Ukraine: Bruxelles favorable à un tribunal spécial pour juger «les crimes russes»

  • Une proposition qui doit être présentée aux Etats membres pour être discutée
  • «C'est exactement ce que nous proposions depuis longtemps», s'est félicité le chef de cabinet de la présidence ukrainienne, Andriï Iermak

BRUXELLES: La Commission européenne a proposé mercredi de travailler à la création d'un tribunal spécial pour juger les "crimes de la Russie" en Ukraine et à des solutions pour mobiliser les avoirs russes gelés afin de reconstruire ce pays, deux entreprises qui s'annoncent toutefois difficiles.

Dans le même temps, sur le terrain des opérations militaires, les forces russes maintiennent la pression en vue de tenter de s'emparer de Bakhmout, une ville de l'est du territoire ukrainien dans les environs de laquelle des combats font rage depuis l'été.

"L'ennemi continue de concentrer ses principaux efforts sur la conduite d'actions offensives dans le secteur de Bakhmout", a ainsi signalé en fin d'après-midi l'état-major de l'armée ukrainienne.

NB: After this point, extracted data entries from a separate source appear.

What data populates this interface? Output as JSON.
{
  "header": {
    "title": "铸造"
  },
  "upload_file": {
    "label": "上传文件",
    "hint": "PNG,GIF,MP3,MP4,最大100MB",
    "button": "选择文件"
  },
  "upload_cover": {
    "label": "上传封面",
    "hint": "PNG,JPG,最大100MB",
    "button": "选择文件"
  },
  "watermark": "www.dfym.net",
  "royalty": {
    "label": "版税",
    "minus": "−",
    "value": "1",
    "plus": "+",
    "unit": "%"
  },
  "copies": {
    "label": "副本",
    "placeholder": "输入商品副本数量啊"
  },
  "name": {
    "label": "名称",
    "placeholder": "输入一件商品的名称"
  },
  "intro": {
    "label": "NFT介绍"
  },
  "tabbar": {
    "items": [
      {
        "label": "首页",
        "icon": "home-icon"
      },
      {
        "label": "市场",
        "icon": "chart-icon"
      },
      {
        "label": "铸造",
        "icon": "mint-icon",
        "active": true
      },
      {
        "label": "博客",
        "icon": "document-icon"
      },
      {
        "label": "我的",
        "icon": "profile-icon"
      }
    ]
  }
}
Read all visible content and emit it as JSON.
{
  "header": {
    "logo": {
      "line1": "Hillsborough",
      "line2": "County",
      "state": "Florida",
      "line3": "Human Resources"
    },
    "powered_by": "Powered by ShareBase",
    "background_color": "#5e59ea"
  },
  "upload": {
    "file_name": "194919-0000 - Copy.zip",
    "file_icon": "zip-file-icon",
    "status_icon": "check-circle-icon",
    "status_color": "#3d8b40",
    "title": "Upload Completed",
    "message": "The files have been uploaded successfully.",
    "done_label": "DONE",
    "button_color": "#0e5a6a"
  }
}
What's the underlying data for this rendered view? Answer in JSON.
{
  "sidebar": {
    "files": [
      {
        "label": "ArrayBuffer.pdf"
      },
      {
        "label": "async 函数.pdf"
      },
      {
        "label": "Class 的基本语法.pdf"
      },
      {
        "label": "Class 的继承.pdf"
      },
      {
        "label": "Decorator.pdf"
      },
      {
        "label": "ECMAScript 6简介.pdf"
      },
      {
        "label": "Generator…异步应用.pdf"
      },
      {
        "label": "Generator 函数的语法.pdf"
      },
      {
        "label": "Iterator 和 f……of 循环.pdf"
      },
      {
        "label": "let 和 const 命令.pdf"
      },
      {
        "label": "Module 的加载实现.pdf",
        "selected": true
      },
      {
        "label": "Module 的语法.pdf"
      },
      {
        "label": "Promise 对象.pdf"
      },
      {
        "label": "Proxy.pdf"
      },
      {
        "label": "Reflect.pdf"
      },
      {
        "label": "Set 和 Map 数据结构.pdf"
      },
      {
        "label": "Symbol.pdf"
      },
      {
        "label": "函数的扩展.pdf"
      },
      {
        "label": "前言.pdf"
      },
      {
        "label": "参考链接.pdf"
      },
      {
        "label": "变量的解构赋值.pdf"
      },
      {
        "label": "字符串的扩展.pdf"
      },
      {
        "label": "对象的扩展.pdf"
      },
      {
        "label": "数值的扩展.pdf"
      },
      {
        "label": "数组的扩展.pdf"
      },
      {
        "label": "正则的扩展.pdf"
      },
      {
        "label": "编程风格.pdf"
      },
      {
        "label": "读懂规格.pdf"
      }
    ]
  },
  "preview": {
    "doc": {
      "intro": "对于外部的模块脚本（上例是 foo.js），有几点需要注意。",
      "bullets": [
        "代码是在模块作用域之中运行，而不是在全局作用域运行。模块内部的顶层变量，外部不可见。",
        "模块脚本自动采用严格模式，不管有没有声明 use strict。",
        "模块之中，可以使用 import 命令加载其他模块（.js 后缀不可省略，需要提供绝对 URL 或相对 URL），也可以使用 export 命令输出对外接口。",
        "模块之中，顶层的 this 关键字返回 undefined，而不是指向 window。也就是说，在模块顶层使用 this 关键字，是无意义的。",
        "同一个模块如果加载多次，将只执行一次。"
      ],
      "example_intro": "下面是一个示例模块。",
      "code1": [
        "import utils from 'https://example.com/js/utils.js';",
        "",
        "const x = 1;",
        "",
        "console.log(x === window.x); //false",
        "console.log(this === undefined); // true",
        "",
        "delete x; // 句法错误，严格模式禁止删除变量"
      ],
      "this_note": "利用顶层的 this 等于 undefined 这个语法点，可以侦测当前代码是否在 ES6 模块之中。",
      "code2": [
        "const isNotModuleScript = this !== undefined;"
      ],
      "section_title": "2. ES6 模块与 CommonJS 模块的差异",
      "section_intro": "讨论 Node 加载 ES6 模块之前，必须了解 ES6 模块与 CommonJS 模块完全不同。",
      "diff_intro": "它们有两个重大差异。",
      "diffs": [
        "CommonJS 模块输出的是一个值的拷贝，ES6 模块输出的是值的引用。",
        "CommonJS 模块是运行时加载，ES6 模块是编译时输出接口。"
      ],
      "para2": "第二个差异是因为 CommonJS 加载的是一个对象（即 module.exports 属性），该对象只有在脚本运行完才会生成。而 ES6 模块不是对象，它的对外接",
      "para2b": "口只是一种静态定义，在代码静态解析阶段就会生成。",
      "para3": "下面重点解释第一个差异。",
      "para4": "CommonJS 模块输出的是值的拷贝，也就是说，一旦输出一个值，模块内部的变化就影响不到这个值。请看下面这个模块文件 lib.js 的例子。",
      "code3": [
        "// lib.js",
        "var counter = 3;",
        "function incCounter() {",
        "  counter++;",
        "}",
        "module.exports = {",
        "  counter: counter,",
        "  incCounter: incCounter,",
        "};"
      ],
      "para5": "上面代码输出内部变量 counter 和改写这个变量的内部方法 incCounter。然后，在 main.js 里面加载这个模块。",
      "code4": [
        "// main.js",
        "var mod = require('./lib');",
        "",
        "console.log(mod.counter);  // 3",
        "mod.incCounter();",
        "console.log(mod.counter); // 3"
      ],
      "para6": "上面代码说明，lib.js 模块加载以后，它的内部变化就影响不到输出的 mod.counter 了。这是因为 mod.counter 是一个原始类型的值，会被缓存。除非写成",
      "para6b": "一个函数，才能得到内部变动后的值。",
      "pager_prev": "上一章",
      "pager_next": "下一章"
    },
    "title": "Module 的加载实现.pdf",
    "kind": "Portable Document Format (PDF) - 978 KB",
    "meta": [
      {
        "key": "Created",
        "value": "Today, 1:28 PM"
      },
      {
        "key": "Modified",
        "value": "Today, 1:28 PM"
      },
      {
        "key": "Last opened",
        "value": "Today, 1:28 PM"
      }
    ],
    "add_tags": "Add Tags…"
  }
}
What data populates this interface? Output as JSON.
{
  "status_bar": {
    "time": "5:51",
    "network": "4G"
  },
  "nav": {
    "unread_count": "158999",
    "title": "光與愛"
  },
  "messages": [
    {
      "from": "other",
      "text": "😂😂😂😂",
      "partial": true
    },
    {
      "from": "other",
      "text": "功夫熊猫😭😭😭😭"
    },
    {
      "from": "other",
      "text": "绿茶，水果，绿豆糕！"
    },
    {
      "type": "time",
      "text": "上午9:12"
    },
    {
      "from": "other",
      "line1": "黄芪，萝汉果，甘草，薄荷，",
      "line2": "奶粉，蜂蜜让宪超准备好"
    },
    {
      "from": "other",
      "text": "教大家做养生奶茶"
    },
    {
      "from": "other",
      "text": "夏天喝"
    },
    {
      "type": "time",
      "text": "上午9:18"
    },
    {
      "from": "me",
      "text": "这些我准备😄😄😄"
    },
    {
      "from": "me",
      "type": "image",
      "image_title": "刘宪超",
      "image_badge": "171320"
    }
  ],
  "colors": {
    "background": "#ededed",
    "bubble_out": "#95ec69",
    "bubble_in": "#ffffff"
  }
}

Les Russes avaient peu auparavant revendiqué la prise de trois villages près de cette cité qui comptait 70 000 habitants avant la guerre et qui est aujourd'hui en grande partie détruite.

Cette bataille a pris une importance d'autant plus symbolique pour Moscou que la conquête de Bakhmout, avec l'appui du groupe paramilitaire Wagner, arriverait après une série d'humiliantes défaites, avec les retraites de Kharkiv (nord-est) en septembre et de Kherson (sud) en novembre.

Un employé de l'ambassade d'Ukraine à Madrid a par ailleurs été légèrement blessé mercredi par l'explosion d'une lettre piégée, amenant Kiev à ordonner un renforcement de la sécurité dans toutes ses représentations diplomatiques.

«Un tribunal spécial»

"Tout en continuant à soutenir la Cour pénale internationale (CPI, dont le siège est à La Haye), nous proposons de mettre en place un tribunal spécial soutenu par les Nations unies pour enquêter et poursuivre en justice les crimes d'agression de la Russie" contre l'Ukraine, a déclaré la présidente de l'exécutif européen Ursula von der Leyen, dans une vidéo diffusée mercredi sur Twitter.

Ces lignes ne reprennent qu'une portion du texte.